Une stratégie volontaire de mise en crise
Cette situation étrange renvoie à ma théorie novatrice persistante : Emmanuel Macron et François Bayrou appliqueraient une stratégie volontaire de mise en crise, afin de transformer à terme les équilibres politiques et économiques de la France qui serait devenue, selon eux, ingouvernable. Depuis 2017, le chef de l’État s’est imposé comme un président déroutant, brouillant les repères gauche-droite et multipliant les coups de poker. La dissolution de l’Assemblée nationale en 2024, qui a débouché sur un Parlement éclaté en trois blocs irréconciliables, en est l’illustration la plus éclatante. Pourquoi prendre un tel risque, sinon pour tester ses adversaires – notamment le Rassemblement national – dans l’épreuve du réel et les affaiblir en vue de 2027 ?
Le paradoxe de la dette
Au plan économique, le paradoxe est tout aussi frappant. Emmanuel Macron avait fait de la lutte contre la dette un axe central de sa réflexion, mais son premier mandat et la crise sanitaire ont accéléré la spirale, portant la dette publique à près de 3 350 milliards d’euros. Est-ce une faillite ou une méthode ? Pour ses détracteurs, le président est prisonnier de ses contradictions. Pour ses partisans, il s’agit d’un calcul : pousser le système au bord de la rupture pour rendre inévitables des réformes structurelles que les Français, rétifs au changement, refusent depuis des décennies.
La nécessité née de la crise
Cette hypothèse rejoint la formule de Jean Monnet : « Les hommes n’acceptent le changement que dans la nécessité et ils ne voient la nécessité que dans la crise. » En provoquant un chaos institutionnel et budgétaire, Emmanuel Macron chercherait à créer cette nécessité, convaincu que seule une situation intenable obligera le pays à se réinventer. La stratégie du désordre, avec pour cible la dette, serait donc pensée comme un levier de refondation du modèle social français devenu insoutenable.
Deux scénarios pour l’avenir français
Si l’on adopte une perspective de long terme, deux scénarios contrastés émergent de ce pari risqué. Le premier est celui d’une renaissance contrainte : après une décennie de crises, la France aurait enfin accepté l’ampleur des réformes nécessaires. L’État se recentrerait sur ses missions essentielles, le modèle social serait réinventé et le pays deviendrait un acteur central de la double révolution numérique et écologique.
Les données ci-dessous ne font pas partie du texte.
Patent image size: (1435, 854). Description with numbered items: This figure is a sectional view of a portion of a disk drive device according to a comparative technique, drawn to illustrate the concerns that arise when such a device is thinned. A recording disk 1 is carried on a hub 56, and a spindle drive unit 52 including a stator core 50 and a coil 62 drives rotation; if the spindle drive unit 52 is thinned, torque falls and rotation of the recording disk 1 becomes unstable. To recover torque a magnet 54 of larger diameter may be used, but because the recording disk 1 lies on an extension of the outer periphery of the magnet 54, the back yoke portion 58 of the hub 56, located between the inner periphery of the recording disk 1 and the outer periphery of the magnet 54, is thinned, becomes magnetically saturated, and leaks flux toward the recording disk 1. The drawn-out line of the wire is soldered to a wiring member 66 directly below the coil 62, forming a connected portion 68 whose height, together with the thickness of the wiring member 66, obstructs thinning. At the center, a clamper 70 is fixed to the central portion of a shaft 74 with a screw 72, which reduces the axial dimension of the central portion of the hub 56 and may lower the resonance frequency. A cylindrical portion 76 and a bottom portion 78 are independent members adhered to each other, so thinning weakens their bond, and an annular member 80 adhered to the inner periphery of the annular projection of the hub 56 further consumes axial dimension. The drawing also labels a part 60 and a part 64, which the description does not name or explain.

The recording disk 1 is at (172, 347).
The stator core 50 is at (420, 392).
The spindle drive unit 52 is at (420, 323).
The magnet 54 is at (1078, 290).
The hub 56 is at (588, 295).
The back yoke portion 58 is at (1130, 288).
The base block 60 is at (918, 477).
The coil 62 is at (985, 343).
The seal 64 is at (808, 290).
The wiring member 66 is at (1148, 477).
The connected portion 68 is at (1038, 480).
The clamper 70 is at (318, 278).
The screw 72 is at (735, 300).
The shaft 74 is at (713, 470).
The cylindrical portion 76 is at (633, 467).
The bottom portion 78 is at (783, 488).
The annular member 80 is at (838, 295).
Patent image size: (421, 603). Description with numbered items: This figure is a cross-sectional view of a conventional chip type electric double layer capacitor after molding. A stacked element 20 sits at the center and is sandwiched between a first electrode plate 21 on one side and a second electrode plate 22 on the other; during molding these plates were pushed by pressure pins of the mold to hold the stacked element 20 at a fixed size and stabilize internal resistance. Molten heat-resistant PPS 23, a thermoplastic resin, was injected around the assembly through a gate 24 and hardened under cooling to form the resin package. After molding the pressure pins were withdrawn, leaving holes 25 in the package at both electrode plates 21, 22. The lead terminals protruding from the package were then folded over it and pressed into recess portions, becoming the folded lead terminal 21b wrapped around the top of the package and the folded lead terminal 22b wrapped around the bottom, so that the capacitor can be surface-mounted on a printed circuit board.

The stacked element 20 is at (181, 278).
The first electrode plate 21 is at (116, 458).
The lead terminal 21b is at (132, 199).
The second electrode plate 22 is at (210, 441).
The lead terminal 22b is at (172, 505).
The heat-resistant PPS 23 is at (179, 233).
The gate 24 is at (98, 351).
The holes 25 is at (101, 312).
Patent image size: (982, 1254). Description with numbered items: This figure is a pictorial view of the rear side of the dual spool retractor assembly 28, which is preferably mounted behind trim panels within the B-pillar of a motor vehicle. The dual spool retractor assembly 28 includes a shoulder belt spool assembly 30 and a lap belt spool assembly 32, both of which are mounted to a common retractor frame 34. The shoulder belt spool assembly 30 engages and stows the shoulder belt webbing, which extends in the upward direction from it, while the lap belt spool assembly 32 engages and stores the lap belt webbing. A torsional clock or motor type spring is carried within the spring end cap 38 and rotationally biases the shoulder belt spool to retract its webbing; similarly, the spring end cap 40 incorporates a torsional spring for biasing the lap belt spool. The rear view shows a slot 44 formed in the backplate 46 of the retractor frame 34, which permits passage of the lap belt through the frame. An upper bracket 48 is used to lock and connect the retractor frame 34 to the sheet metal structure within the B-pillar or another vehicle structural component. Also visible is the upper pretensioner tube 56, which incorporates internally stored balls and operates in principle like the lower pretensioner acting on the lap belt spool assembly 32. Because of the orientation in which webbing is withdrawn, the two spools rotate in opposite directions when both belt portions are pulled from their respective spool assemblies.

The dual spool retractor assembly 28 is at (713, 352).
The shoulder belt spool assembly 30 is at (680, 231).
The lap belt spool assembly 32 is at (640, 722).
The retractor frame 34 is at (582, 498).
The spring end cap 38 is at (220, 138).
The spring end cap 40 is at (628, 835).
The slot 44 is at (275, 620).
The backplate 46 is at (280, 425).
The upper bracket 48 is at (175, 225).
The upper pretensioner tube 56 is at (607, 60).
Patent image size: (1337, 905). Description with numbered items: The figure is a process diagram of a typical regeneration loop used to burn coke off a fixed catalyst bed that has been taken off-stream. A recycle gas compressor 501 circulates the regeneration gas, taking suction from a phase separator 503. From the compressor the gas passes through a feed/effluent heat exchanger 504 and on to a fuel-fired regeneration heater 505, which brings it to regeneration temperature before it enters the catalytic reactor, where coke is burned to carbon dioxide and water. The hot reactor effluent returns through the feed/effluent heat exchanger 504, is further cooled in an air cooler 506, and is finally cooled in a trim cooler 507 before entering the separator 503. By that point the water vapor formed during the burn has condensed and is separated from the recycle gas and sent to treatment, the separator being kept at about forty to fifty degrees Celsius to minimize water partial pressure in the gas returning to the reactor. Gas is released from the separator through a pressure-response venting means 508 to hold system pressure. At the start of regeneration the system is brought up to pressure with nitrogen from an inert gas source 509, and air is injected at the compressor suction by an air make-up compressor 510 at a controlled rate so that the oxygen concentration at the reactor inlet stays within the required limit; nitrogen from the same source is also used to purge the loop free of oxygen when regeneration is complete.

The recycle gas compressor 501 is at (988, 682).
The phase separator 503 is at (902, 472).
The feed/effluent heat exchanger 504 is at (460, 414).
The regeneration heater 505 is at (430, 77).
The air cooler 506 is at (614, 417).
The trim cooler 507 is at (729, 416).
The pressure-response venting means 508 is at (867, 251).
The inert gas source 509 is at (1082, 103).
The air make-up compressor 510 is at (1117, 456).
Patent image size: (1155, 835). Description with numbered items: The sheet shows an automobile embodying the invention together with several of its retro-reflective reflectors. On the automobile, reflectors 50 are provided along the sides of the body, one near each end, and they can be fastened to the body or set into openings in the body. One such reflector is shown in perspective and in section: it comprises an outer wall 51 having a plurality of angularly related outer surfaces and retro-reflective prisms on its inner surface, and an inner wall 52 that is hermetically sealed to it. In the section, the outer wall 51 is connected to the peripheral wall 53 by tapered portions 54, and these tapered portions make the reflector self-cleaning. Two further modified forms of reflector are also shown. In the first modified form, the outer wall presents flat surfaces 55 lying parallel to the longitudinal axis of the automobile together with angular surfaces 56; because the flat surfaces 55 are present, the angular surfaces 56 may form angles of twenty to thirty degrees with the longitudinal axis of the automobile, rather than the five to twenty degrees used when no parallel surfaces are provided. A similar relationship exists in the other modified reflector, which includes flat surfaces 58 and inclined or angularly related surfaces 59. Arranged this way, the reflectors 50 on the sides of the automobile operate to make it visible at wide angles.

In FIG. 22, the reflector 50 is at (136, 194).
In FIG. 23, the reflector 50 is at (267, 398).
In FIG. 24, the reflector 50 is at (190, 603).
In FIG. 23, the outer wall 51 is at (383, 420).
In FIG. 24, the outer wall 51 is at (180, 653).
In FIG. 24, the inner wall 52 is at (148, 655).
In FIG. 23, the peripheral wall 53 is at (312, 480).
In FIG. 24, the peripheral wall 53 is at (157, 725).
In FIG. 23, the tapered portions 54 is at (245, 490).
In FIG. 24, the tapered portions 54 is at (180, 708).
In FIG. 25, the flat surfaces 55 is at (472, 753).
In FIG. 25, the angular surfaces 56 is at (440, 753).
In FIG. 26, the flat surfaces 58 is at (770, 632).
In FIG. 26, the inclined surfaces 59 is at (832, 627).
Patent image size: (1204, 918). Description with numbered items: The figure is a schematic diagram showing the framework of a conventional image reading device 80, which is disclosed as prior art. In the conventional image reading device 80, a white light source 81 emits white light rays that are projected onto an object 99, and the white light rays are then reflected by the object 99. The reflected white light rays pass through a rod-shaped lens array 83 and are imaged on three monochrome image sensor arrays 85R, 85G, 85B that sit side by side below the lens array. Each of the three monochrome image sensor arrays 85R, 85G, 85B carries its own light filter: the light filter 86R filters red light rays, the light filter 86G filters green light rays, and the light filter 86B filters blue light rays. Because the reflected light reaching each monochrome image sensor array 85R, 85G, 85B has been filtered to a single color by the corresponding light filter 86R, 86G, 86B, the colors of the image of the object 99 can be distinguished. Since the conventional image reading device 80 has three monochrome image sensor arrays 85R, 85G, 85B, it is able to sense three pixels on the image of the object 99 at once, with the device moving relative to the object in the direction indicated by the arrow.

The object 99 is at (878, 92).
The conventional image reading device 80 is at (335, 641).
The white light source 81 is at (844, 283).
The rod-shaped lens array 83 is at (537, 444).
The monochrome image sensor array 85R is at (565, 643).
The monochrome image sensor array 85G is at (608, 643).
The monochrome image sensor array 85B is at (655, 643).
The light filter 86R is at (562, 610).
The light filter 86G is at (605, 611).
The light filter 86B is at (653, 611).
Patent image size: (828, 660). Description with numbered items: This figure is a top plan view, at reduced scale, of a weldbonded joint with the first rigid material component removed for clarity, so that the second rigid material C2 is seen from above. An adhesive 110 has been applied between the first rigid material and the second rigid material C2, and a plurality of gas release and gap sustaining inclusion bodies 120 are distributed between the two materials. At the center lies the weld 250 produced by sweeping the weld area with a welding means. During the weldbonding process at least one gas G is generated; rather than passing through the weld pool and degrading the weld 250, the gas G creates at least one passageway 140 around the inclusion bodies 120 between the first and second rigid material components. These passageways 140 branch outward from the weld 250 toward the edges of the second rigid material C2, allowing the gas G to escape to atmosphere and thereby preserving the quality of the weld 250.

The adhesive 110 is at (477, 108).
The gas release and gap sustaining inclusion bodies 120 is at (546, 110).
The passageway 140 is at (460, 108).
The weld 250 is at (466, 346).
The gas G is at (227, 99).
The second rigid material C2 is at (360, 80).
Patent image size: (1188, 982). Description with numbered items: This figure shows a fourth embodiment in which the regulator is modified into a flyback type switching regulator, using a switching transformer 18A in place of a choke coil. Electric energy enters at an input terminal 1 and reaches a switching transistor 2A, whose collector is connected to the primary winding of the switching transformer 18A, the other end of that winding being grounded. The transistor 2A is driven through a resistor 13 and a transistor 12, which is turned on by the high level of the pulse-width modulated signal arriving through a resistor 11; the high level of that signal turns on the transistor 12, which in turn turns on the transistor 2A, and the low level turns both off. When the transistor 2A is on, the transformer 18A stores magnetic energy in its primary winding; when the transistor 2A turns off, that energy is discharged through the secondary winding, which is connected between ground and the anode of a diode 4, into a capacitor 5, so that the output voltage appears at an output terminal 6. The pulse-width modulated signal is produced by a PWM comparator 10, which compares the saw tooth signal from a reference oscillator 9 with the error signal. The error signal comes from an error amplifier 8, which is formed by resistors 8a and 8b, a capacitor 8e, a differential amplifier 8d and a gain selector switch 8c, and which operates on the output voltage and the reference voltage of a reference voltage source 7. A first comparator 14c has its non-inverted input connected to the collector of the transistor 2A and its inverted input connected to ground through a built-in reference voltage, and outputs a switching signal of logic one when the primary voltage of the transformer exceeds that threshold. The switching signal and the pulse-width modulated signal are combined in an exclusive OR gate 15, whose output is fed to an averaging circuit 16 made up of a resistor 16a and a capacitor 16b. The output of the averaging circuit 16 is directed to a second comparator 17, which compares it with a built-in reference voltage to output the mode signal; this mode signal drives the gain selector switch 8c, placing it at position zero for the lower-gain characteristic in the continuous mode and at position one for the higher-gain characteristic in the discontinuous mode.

Dans ce cas, les convulsions actuelles apparaîtraient comme l’étape douloureuse mais indispensable d’une refondation du paysage politique national.
Le second scénario est celui de l’effondrement prolongé : loin de provoquer une catharsis, la stratégie du chaos n’aurait fait qu’exacerber les divisions et miner la confiance. La dette incontrôlée conduirait à une mise sous tutelle partielle, la société se fragmenterait davantage et la démocratie s’affaiblirait au profit de solutions autoritaires ou technocratiques. Au lieu de renaître, la France s’enfoncerait dans une crise chronique.
La métaphore de l’eau et l’horizon 2035
Entre ces deux trajectoires opposées, une constante demeure : l’avenir du pays dépendra de sa capacité à transformer la contrainte en opportunité. Comme dans la métaphore de l’eau chère à Lao Tseu, il ne s’agira pas de briser les obstacles mais de les contourner pour redessiner le lit du fleuve. Encore faut-il que l’eau trouve son chemin, car l’histoire enseigne que la crise peut être autant la matrice de la réforme que celle de l’effondrement.
À l’horizon 2035, le pari macronien apparaîtra soit comme l’audace visionnaire qui aura repositionné la France au cœur des mutations mondiales, soit comme un dangereux saut dans l’inconnu qui aura précipité la nation française dans un déclin durable. Comme le dit un proverbe créole, « akansyel pa riban » : l’arc-en-ciel n’est pas un ruban. Derrière le désordre apparent pourrait bien se cacher la cohérence d’une stratégie implacable visant à transformer, par la contrainte de la crise, les fondements de la politique et de l’économie françaises. Pour l’heure, François Bayrou prépare sa sortie en ayant le sentiment du devoir accompli, celui de tourner la page d’une partie du scénario en laissant à d’autres le soin d’écrire le dernier chapitre, à savoir celui de la crise économique et financière.